Candidness, for Costadimis, is an essential element in any image that wants to be understood as street photography. So, when taken out of context and employed for advertising, the lines of where street photography ends and other forms start become blurred and confused.
If it isn’t candid and the photographer has colluded with their subject(s) – ‘look straight down the camera lens and seem slightly surprised while you pout’ – does it matter if only a few people know? The trick, I suppose, is to simply make it appear as if the shot is candid, then you might get away with the fact that it is, in a street photographic sense, faked?
“Street Photography is spontaneous and real,” Street Photographer and founder of the In-Public street photography group, Nick Turpin, reminds us. “It is often witty, clever and engaging so how can you commission the seemingly uncommissionable?”
‘Uncommissionable’ is certainly Turpinesque, but it somehow, and maybe miraculously, fits neatly into the quote. The word ‘seemingly’ is massively significant.
Image credit – Nick Turpin
Turpin, an accomplished street photographer and writer on the subject, has also used his well honed skills for corporate ends. Working with ad companies around the world on various projects.

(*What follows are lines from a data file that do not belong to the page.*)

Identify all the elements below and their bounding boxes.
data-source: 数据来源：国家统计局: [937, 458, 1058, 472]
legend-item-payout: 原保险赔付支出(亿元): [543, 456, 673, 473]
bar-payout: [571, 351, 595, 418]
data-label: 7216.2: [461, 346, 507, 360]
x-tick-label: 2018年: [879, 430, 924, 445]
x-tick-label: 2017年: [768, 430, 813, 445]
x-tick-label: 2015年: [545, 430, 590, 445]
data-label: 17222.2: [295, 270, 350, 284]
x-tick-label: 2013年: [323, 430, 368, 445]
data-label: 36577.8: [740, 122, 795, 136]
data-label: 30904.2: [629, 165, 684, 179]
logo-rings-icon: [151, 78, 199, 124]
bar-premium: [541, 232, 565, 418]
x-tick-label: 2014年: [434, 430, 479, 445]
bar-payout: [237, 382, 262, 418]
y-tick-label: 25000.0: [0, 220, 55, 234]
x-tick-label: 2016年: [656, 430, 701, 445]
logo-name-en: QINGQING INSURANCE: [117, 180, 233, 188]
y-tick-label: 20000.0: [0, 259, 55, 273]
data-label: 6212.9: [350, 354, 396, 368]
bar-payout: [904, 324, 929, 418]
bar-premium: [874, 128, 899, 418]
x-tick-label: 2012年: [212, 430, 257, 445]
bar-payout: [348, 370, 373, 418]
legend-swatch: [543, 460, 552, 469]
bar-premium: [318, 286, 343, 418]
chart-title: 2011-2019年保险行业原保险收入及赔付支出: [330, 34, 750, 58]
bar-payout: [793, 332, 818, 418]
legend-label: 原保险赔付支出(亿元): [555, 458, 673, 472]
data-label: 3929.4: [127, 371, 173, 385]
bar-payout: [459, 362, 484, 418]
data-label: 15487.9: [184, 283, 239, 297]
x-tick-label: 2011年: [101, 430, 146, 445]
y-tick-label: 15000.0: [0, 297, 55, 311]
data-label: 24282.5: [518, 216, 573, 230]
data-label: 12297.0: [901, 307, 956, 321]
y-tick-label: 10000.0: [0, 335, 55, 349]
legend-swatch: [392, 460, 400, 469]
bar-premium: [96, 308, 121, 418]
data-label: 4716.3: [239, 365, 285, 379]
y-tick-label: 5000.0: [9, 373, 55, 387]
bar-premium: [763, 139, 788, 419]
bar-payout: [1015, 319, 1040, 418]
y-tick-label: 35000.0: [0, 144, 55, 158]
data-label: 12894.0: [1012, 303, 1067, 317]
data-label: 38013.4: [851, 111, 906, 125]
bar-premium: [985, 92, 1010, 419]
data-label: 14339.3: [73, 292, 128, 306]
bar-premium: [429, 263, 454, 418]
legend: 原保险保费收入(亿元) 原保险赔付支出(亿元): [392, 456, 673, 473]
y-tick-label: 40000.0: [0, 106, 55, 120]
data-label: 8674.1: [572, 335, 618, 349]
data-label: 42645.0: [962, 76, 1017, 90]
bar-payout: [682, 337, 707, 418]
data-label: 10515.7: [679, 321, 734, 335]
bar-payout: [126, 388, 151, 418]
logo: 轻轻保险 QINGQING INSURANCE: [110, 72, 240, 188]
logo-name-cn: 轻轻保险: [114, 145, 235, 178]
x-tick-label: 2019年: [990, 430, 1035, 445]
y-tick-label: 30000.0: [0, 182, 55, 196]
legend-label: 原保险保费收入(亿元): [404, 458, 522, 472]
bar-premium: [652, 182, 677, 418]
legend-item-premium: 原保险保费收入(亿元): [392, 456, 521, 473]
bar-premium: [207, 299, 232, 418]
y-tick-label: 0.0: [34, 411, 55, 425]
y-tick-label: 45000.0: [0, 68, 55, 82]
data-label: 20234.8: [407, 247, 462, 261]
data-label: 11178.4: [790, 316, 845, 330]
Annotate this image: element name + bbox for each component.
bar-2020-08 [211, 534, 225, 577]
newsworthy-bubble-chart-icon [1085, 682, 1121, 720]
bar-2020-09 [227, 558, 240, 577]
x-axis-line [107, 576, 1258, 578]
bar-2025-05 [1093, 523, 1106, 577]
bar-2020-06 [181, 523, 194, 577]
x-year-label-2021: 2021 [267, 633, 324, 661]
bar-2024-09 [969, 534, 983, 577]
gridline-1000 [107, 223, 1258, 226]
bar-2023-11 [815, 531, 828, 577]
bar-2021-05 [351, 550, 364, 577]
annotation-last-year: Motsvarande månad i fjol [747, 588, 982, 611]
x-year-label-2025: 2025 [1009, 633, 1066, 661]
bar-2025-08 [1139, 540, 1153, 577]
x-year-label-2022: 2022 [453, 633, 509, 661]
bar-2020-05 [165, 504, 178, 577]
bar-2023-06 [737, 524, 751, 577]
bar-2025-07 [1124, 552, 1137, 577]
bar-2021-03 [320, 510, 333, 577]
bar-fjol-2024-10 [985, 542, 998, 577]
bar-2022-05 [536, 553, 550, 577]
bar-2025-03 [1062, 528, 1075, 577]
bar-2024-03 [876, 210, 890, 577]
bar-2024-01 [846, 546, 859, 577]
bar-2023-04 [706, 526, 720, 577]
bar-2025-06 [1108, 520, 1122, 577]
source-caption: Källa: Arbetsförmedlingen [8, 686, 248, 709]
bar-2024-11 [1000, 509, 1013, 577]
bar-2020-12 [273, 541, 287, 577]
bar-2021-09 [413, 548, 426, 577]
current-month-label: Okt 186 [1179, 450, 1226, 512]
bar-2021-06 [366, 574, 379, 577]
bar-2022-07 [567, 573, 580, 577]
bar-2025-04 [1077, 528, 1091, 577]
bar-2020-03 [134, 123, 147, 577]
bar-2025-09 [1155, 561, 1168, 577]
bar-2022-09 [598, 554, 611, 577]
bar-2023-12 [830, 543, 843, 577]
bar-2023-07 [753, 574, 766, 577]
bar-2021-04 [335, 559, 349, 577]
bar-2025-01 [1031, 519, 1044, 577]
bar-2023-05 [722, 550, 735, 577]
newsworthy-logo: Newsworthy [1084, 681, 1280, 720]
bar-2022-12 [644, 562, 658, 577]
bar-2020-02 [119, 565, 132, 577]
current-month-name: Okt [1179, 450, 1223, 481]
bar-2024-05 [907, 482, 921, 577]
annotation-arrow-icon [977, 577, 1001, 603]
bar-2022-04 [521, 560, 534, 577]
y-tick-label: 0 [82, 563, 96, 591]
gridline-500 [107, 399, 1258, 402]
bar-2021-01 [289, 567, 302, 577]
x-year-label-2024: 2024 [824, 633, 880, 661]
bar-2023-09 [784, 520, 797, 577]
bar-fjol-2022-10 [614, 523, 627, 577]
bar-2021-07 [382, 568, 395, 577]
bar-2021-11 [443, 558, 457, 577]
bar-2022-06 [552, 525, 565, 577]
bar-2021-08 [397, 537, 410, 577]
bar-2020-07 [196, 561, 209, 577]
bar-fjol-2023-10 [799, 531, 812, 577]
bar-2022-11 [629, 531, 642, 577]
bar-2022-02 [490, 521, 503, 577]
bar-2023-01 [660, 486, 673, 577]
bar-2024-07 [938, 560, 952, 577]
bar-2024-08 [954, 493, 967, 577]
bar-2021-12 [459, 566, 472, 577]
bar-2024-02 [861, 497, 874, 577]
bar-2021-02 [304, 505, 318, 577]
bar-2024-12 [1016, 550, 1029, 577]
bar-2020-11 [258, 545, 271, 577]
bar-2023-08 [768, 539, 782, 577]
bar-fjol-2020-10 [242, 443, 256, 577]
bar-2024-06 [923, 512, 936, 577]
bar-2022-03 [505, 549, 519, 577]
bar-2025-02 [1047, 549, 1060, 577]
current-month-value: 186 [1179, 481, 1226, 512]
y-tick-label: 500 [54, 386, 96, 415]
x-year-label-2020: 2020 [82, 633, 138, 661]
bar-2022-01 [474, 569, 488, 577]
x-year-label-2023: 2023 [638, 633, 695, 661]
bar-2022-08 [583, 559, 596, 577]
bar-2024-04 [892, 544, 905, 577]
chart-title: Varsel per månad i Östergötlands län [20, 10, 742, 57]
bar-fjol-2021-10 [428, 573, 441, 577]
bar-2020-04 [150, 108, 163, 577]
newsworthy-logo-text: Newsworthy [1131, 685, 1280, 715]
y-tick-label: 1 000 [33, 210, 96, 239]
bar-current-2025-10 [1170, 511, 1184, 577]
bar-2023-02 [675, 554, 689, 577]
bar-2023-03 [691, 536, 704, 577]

“I have worked with assistants on real life shoots for clients like Barclays where I made candid street photographs before approaching the subjects to sign a release,” he explains. “I have recreated street scenes with models and locations for clients such as IBM, Jaguar, Toyota and Transport for London. I have travelled around the world with a Samsung smartphone shooting candid street images for social media use that promoted the product whilst avoiding any endorsement by those pictured. I have worked with a theatre director on location to direct the scene, leaving me free to be a candid observer of a staged scenario with my little handheld camera.”
As a commercial enterprise, Street Photography can be used as a set up, that seeks to mimic the techniques of the genre. The scene is often scripted, the models or subjects directed and artificial light strategically placed to employ shadow and highlight features, while all the time trying to make the shoot look and feel candid, like a ‘real’ street photograph. But, it is not always completely faked, or is it?
We find ourselves in a cyberpunk adventure where street photography, and Street Photographers, slip quietly between one parallel universe and another. Framed within the matrix world of corporate advertising, and what is and what is not ‘real’.
In the world of branded promotion there is a mix of ways street photography can be used, though the key to this is always the law. As Turpin explains candid photographs can be used as long as a release is secured from those whose image is used, and the subjects never misrepresented.
“So the end use of the photographs determines your working method,” Nick Turpin clarifies. “You can publish and exhibit street photographs without a problem but if you want to use them in advertising you need either to get real people to sign release forms after photographing them candidly or carefully recreate street scenes with models.”
But even when legitimate and candid photographs are shot, does the act of having a release signed and then using the image for advertising invalidate its existence as a street photograph?
Street photography will always fit perfectly into any reflection of corporate products because it is very soul is life. The very ethos of the genre is to show everyday existence as it happens in the moment. This is more than useful for advertising trying to strategically bend the everyday reality of the humdrum, the mundane and the have-to-to-survive culture, that is, for most of us, the existential norm.
Slip that perceived ‘ordinariness’ into a fantasised and extraordinarily surreal world and you have an advertising executive’s dream. In this respect, street photography is more than a gift.